Talanoa Dialogues: Local Governments Invite National and State Leaders to Year-long Discussions on  Paris Agreement

A new initiative promises to accelerate engagement of the urban community in climate action, building on the synergy of sustainable urbanization and low-emission, resilient development.

In the critical year for the implementation of the New Urban Agenda and the Paris Agreement, local and other regional leaders are inviting national governments to a series of dialogues designed to strengthen national climate plans.

The “Cities and Regions Talanoa Dialogues”, facilitated by ICLEI – Local Governments for Sustainability with Global Covenant of Mayors for Climate & Energy and UN-Habitat as special partners, are expected to take place in around 40 countries worldwide – representing half of the world’s population — as part of a wider, global exercise called Talanoa Dialogue.

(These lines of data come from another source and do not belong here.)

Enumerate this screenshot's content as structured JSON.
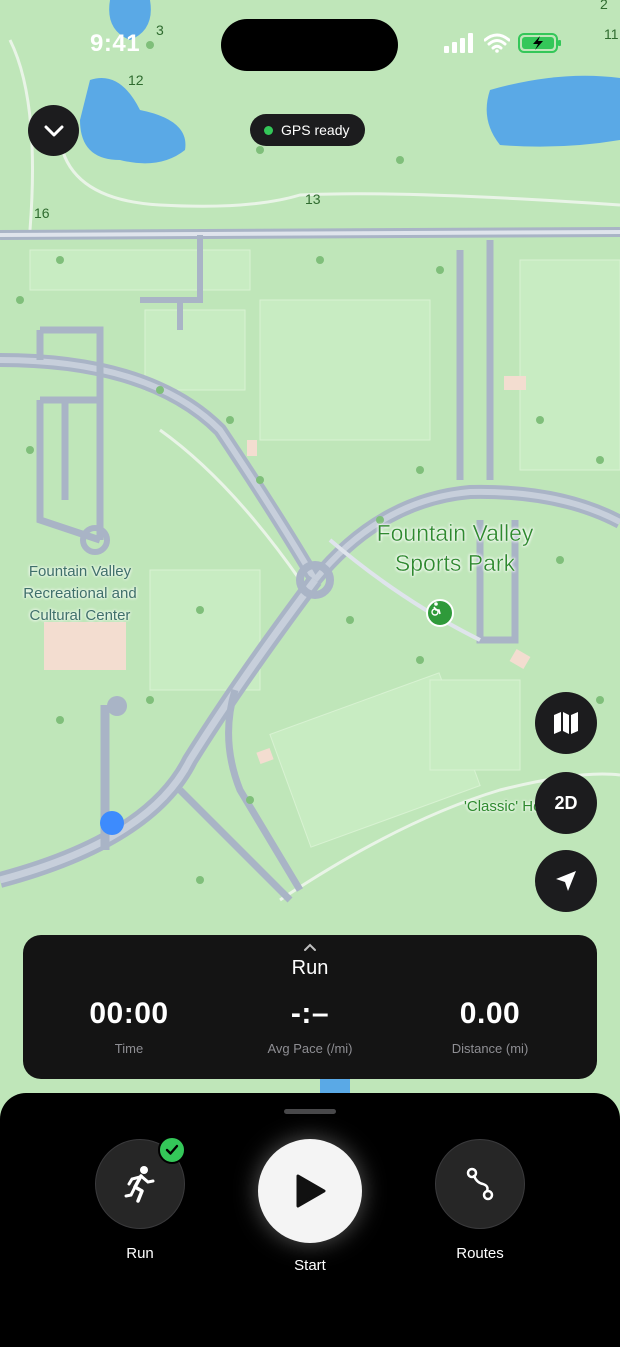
{
  "status": {
    "time": "9:41"
  },
  "header": {
    "gps_label": "GPS ready"
  },
  "map": {
    "labels": {
      "park": "Fountain Valley\nSports Park",
      "rec_center": "Fountain Valley\nRecreational and\nCultural Center",
      "classic": "'Classic' Ho",
      "n3": "3",
      "n12": "12",
      "n13": "13",
      "n16": "16",
      "n11": "11",
      "n2": "2"
    },
    "mode_button": "2D"
  },
  "stats": {
    "title": "Run",
    "time_value": "00:00",
    "time_label": "Time",
    "pace_value": "-:–",
    "pace_label": "Avg Pace (/mi)",
    "distance_value": "0.00",
    "distance_label": "Distance (mi)"
  },
  "actions": {
    "run_label": "Run",
    "start_label": "Start",
    "routes_label": "Routes"
  },
  "colors": {
    "map_green": "#bfe6b9",
    "road": "#a9b4c6",
    "water": "#5aa9e6",
    "park_text": "#2f8a2f",
    "accent_green": "#34c759",
    "location_blue": "#3d8bfd"
  }
}
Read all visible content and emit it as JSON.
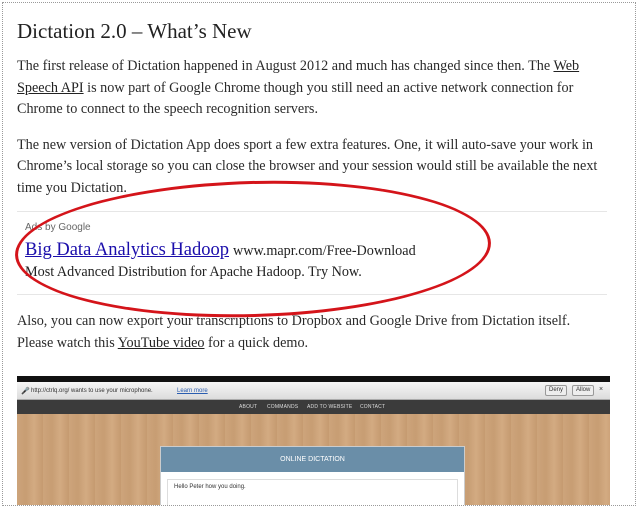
{
  "article": {
    "title": "Dictation 2.0 – What’s New",
    "p1": {
      "before": "The first release of Dictation happened in August 2012 and much has changed since then. The ",
      "link": "Web Speech API",
      "after": " is now part of Google Chrome though you still need an active network connection for Chrome to connect to the speech recognition servers."
    },
    "p2": "The new version of Dictation App does sport a few extra features. One, it will auto-save your work in Chrome’s local storage so you can close the browser and your session would still be available the next time you Dictation.",
    "p3": {
      "before": "Also, you can now export your transcriptions to Dropbox and Google Drive from Dictation itself. Please watch this ",
      "link": "YouTube video",
      "after": " for a quick demo."
    }
  },
  "ad": {
    "label": "Ads by Google",
    "title": "Big Data Analytics Hadoop",
    "url": "www.mapr.com/Free-Download",
    "description": "Most Advanced Distribution for Apache Hadoop. Try Now."
  },
  "annotation": {
    "color": "#d4141a"
  },
  "screenshot": {
    "infobar_text": "http://ctrlq.org/ wants to use your microphone.",
    "learn_more": "Learn more",
    "deny": "Deny",
    "allow": "Allow",
    "close": "×",
    "nav": [
      "ABOUT",
      "COMMANDS",
      "ADD TO WEBSITE",
      "CONTACT"
    ],
    "panel_title": "ONLINE DICTATION",
    "panel_text": "Hello Peter how you doing."
  }
}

The initiative was presented February 9 at the 9th World Urban Forum in Kuala Lumpur.

The initiative builds upon the Bonn-Fiji Commitment of Local and Regional Leaders adopted at the UN Climate Change Conference (COP23) in November 2017 and will be implemented in collaboration with the UN Climate Change Secretariat and the Fijian Government, which oversee the global climate negotiations process until the next UN Climate Change Conference in Katowice, Poland in December 2018.

The initiative also follows a Call for Vertical Integration of Local Authorities in national climate investment plans issued by the Global Covenant of Mayors at the One Planet Summit last December. Spearheaded by Mayor of Quito Mauricio Rodas, in collaboration with the Mayors of Buenos Aires, Medellin, Mexico City and Sevilla, the effort underlines the need to provide pathways for active participation and engagement of sub-national governments in the formulation of national climate investment plans in line with the Paris Agreement (NDC Investment Plans) and accelerated tracks for sub-sovereign financing for Latin American cities.

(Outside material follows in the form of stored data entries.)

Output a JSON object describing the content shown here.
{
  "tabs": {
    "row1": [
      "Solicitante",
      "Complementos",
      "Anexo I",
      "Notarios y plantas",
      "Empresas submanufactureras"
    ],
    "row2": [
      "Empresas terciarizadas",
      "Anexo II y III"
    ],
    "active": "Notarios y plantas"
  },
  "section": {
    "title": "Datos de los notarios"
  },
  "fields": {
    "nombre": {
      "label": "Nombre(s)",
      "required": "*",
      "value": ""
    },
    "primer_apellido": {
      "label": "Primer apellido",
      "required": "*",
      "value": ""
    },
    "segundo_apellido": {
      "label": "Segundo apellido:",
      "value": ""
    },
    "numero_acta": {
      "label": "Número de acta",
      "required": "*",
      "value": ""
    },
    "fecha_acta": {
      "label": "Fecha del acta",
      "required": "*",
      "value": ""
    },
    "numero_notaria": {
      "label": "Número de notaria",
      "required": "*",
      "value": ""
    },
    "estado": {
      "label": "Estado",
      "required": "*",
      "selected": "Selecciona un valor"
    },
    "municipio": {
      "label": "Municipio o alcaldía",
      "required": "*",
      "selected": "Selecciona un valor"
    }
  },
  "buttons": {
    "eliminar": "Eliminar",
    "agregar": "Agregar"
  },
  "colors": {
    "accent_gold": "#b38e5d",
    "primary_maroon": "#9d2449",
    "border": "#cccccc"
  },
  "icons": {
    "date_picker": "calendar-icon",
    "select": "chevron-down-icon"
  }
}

The Talanoa Dialogue is viewed as a major global push to bring more stakeholder engagement on board towards achieving the 1.5-degree target in the 2015 Paris Agreement. Talanoa is a traditional word used in Fiji to describe an inclusive and transparent dialogue and decision-making process.

The process was launched by the COP23 Presidency of Fiji and is designed to take stock of and strengthen national climate plans, commonly referred to as Nationally Determined Contributions, or NDCs. Only a third of NDCs are on track for implementation and, even if they were fully implemented, recent estimates by UN Environment project a global warming of over 3°C by end of century. Urban communities contribute up to 70% of energy-related global
greenhouse gas emissions and they are among the most vulnerable hotspots for climate change impacts. Current commitments by local and regional governments have the potential to reduce emissions by 5-15 gigatons by 2020 to 2030. However, only around 60% countries have some sort of urban perspective in their national plans, according to UN Habitat figures.

The official decision adopted at COP23 encouraged national dialogues to take place at the country level, involving key stakeholder groups such as local and regional governments as well as civil society. The outcomes of such dialogues are then to be submitted through an official portal set up by UNFCCC, feeding into the next wave of negotiations.

ICLEI – lead of the Local Governments and Municipal Authorities Constituency at UN climate negotiations and on behalf of the Global Task Force of Local and Regional Governments — and partners are taking the initiative, with a view to delivering and advancing national climate plans through effective multilevel governance, a vision shared in spirit by the New Urban Agenda adopted in 2016. The year-round process is expected to take place in around 40 countries with the engagement of more than 15 networks and partners of local and regional governments. The dialogues will enable a more active engagement of ministries of urbanization, housing, public works, or their equivalent as appropriate, who have not been as adequately involved in the national and global climate efforts so far.